See the FAQ for additional objections and questions.

*“So what if there were no null ritual or NHST? Nothing would be lost, except confusion, anxiety, and a platform for lazy theoretical thinking. Much could be gained, such as knowledge about different statistical tools, training in statistical thinking, and a motivation to deduce precise predictions from one’s hypotheses.*

*Should we ban the null ritual? Certainly — it is a matter of intellectual integrity. Every researcher should have the courage not to surrender to the ritual, and every editor, textbook writer, and adviser should feel obliged to promote statistical thinking and reject mindless rituals.”* (Gigerenzer et al. 2004)

So you have read those pages, seen this letter, are aware of potential personal costs, and decided to do something. What can you do?

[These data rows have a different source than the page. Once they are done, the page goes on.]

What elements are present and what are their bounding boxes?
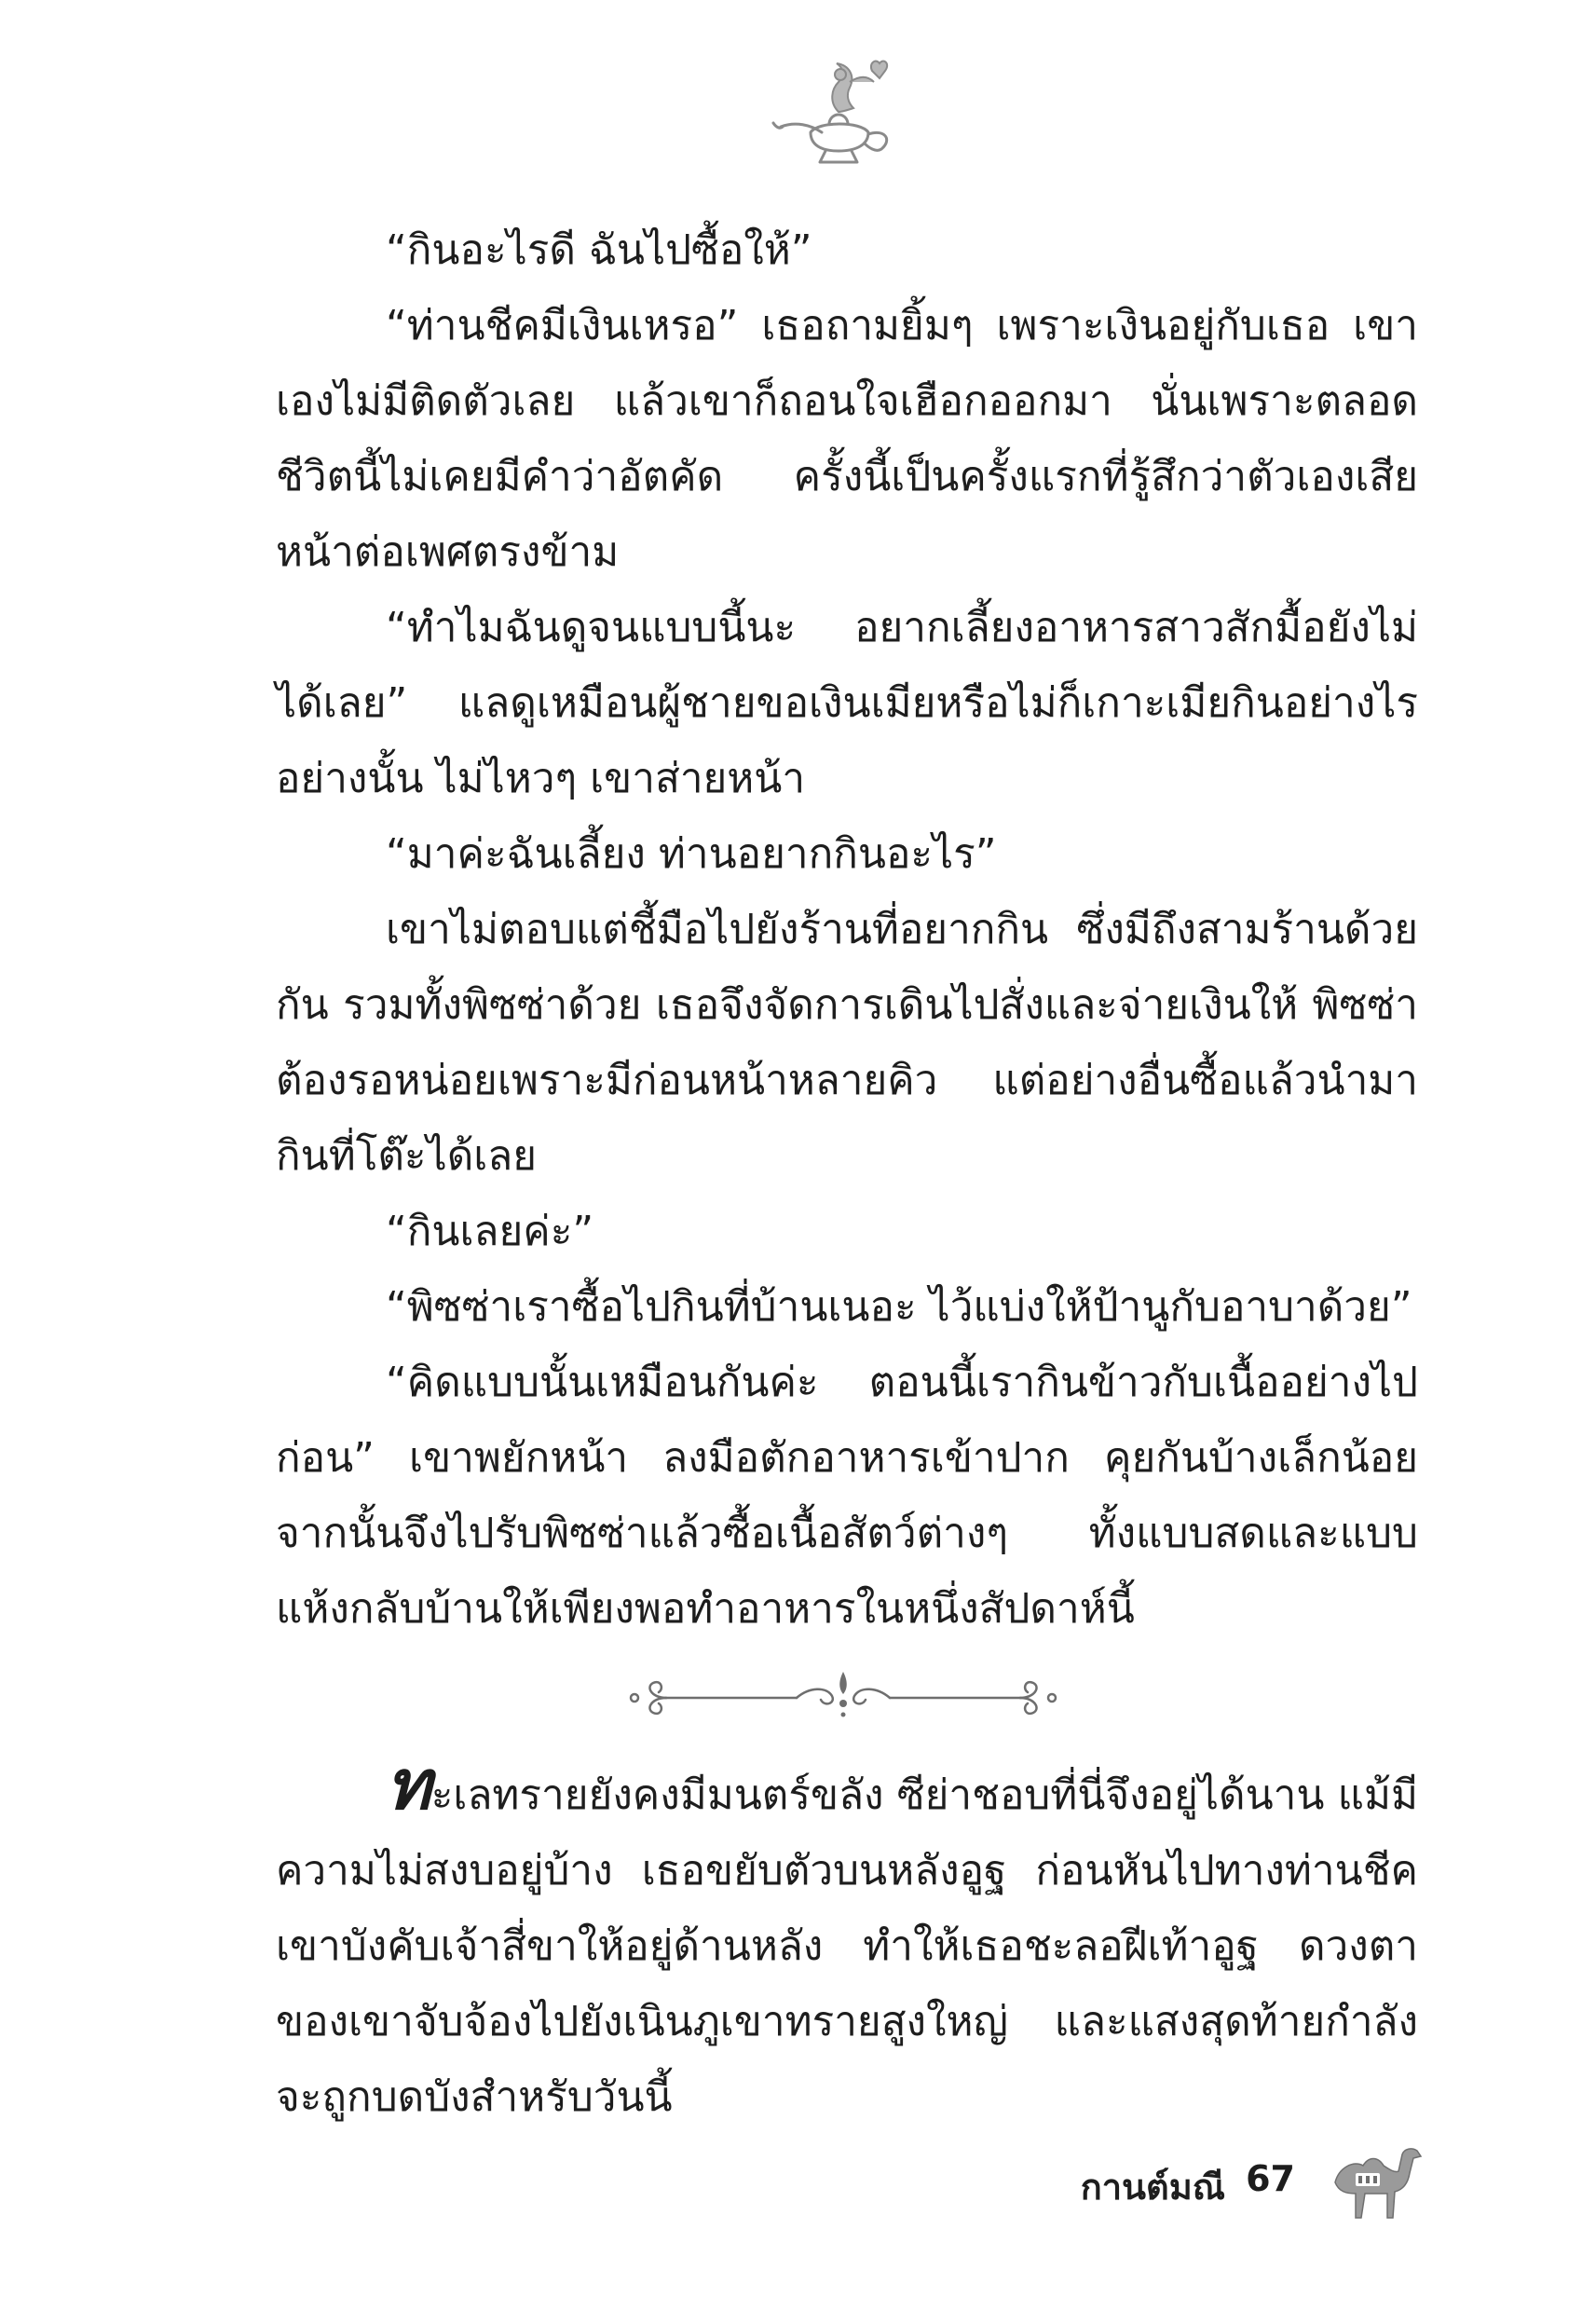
paragraph: “พิซซ่าเราซื้อไปกินที่บ้านเนอะ ไว้แบ่งให้ป้านูกับอาบาด้วย” bbox=[386, 1283, 1412, 1331]
lamp-icon bbox=[764, 54, 913, 173]
author-name: กานต์มณี bbox=[1080, 2167, 1225, 2208]
ornamental-divider-icon bbox=[610, 1666, 1076, 1724]
page-number: 67 bbox=[1246, 2158, 1295, 2199]
paragraph: เขาไม่ตอบแต่ชี้มือไปยังร้านที่อยากกิน ซึ่งมีถึงสามร้านด้วยกัน รวมทั้งพิซซ่าด้วย เธอจึงจัดการเดินไปสั่งและจ่ายเงินให้ พิซซ่าต้องรอหน่อยเพราะมีก่อนหน้าหลายคิว แต่อย่างอื่นซื้อแล้วนำมากินที่โต๊ะได้เลย bbox=[276, 906, 1418, 1180]
paragraph-with-drop-cap bbox=[276, 1745, 1418, 2135]
paragraph: “คิดแบบนั้นเหมือนกันค่ะ ตอนนี้เรากินข้าวกับเนื้ออย่างไปก่อน” เขาพยักหน้า ลงมือตักอาหารเข้าปาก คุยกันบ้างเล็กน้อย จากนั้นจึงไปรับพิซซ่าแล้วซื้อเนื้อสัตว์ต่างๆ ทั้งแบบสดและแบบแห้งกลับบ้านให้เพียงพอทำอาหารในหนึ่งสัปดาห์นี้ bbox=[276, 1359, 1418, 1633]
paragraph: “มาค่ะฉันเลี้ยง ท่านอยากกินอะไร” bbox=[386, 830, 997, 878]
paragraph: “ทำไมฉันดูจนแบบนี้นะ อยากเลี้ยงอาหารสาวสักมื้อยังไม่ได้เลย” แลดูเหมือนผู้ชายขอเงินเมียหรือไม่ก็เกาะเมียกินอย่างไรอย่างนั้น ไม่ไหวๆ เขาส่ายหน้า bbox=[276, 604, 1418, 802]
camel-icon bbox=[1328, 2140, 1425, 2223]
paragraph: “กินเลยค่ะ” bbox=[386, 1208, 594, 1255]
paragraph-text: ะเลทรายยังคงมีมนตร์ขลัง ซีย่าชอบที่นี่จึงอยู่ได้นาน แม้มีความไม่สงบอยู่บ้าง เธอขยับตัวบนหลังอูฐ ก่อนหันไปทางท่านชีค เขาบังคับเจ้าสี่ขาให้อยู่ด้านหลัง ทำให้เธอชะลอฝีเท้าอูฐ ดวงตาของเขาจับจ้องไปยังเนินภูเขาทรายสูงใหญ่ และแสงสุดท้ายกำลังจะถูกบดบังสำหรับวันนี้ bbox=[276, 1771, 1418, 2121]
paragraph: “ท่านชีคมีเงินเหรอ” เธอถามยิ้มๆ เพราะเงินอยู่กับเธอ เขาเองไม่มีติดตัวเลย แล้วเขาก็ถอนใจเฮือกออกมา นั่นเพราะตลอดชีวิตนี้ไม่เคยมีคำว่าอัตคัด ครั้งนี้เป็นครั้งแรกที่รู้สึกว่าตัวเองเสียหน้าต่อเพศตรงข้าม bbox=[276, 302, 1418, 576]
body-text-block-1 bbox=[276, 212, 1418, 1647]
drop-cap: ท bbox=[386, 1745, 431, 1826]
page-footer bbox=[1080, 2140, 1425, 2223]
body-text-block-2 bbox=[276, 1745, 1418, 2135]
paragraph: “กินอะไรดี ฉันไปซื้อให้” bbox=[386, 226, 812, 274]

Here are suggestions, starting upstream:

**If you donate to institutions who fund research**: Say you disapprove of significance testing. If possible, make your donation conditional on them only funding research that use proper methodology.**If you fund research**: Make clear that significance testing is not an acceptable tool in research you fund. Make your grants conditional upon researchers using proper methodology.**If you are a professor**: Educate students about the huge contrast between significance testing's popularity and its usefulness. Explain that there's no one-size-fits-all magical solution (no, the brave Bayesian gods are not*that*powerful either). Emphasize quality of measurement, carefulness of design, thoughtfulness of analyses, relevance of the topic.**If you are an advisor to researchers**: Don't bully them into using significance testing. Encourage them*not*to. Enforce integrity of research practices.**If you are a researcher**: Don't use significance testing in your research. Don't passively allow your co-authors to use them. Refuse to have your name in articles that do. And don't use the word “significant” when you mean “relevant”.**If you are an editor-in-chief of a journal**: Disregard significance testing as a metric for acceptance of an article, and say so clearly. Evaluate articles exclusively on merits such as quality of measurement, carefulness of design, thoughtfulness of analyses, relevance of the topic.**If you are a reader of scientific literature**: Ignore significance testing when you see them in publications. Ignore conclusions that are claimed to follow from it.

**Papers**:

- See Gigerenzer's papers, in particular:
Gigerenzer & Marewski 2015 for the delusion of worshipping single tools such as
*p*‑values and using them as “universal hammers”; Gigerenzer 2004 about mindless statistics in social science (starring Dr. Publish-Perish); Gigerenzer et al. 2004 talks about the mass confusion behind the null ritual. - Then
Simmons et al. 2011 show how you can make anything turn “significant” in psychology;
Westover et al. 2011 for a didactic paper for a medical audience, with examples that doctors will find familiar;
Amrhein & Greenland 2017 (or here) also suggesting abandonment of NHST;
Amrhein et al. 2017 for an in-depth analysis of
*p*‑values and unreplicability (*“dichotomous threshold thinking must give way to non-automated informed judgment”*); Gelman & Stern 2012 for an ironically appropriate thrice-significant title; Orlitzky 2011 for suggestions about institutional changes; Gorard 2015 for a suggestion of what to do instead of NHST in the social sciences.

**Popular**:

- Neither Gigerenzer nor Seife mince words on Edge (2014) (Seife's criticism is valid even though he commits common misconception #2 from Greenland et al. 2016);
likewise, Colquhoun condemns NHST on Aeon (2016);
Colquhoun also gives didactic examples of the perils of
*p*‑values, on Chalkdust (2015); Amrhein argues inferential statistics is not inferential, on Medium (2018); Cumming shows*p*‑values dancing all over the place in this simulated replication video (your study could be*any*of those lines; “significant”, you said?); and both this cartoon and this one illustrate the problem. - Also quotes and open letters.

Follow the links, understand them, read about potential personal risks, make up your mind.